Back to Digital Preservation Pioneers
December 2010 - Michele Kimpton has played a pivotal role in some of the most significant advances in Internet-related digital preservation. Her contributions have also had an international impact on saved content and the tools used for preservation.
Kimpton was a mechanical engineer early in her career. Eventually she got her MBA, which helped her jump from engineering to product management to sales management and into a leadership position. She said, "I was able to take a product from an idea through to developing a market and a sales channel…basically all the aspects of running a business."
She worked in Hong Kong and Paris, where she learned how to adapt, negotiate and get things done in vastly different cultures. Kimpton said, "I had to figure out how to motivate people to do what I hoped they would do and question what was in it for them and what we could provide that was of value to them."

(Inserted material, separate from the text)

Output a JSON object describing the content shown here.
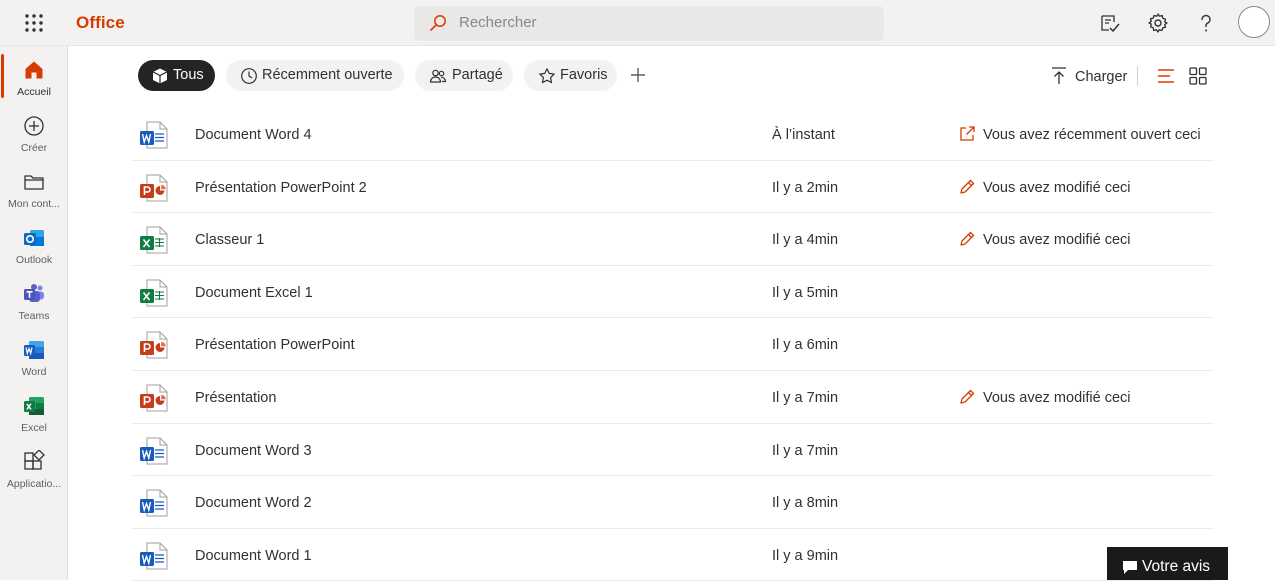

Her Hong Kong clients were stunned that a woman was actually representing her company and giving technical presentations. Kimpton found that to be fun, especially since her Asian clients were also eager to understand new technology and appreciative of her support.
She had very different types of clients in Europe. "They considered Americans much less experienced and cultured, so I had to take a different approach," Kimpton said. "I couldn't talk as the expert. I had to be humble, gracious and take a subtler approach than with the Asian clients." She became adept at adjusting her goals and strategies depending on the culture she was working with.
By the time she returned to Silicon Valley at the end of 1996 she had resolved to make a major life change. Internet businesses were booming and venture capitalists were throwing staggering sums of money at every plausible business idea. It was a hub of great technological potential, so Kimpton switched her focus to software engineering. She also wanted to work for a non-profit organization and give something back to society.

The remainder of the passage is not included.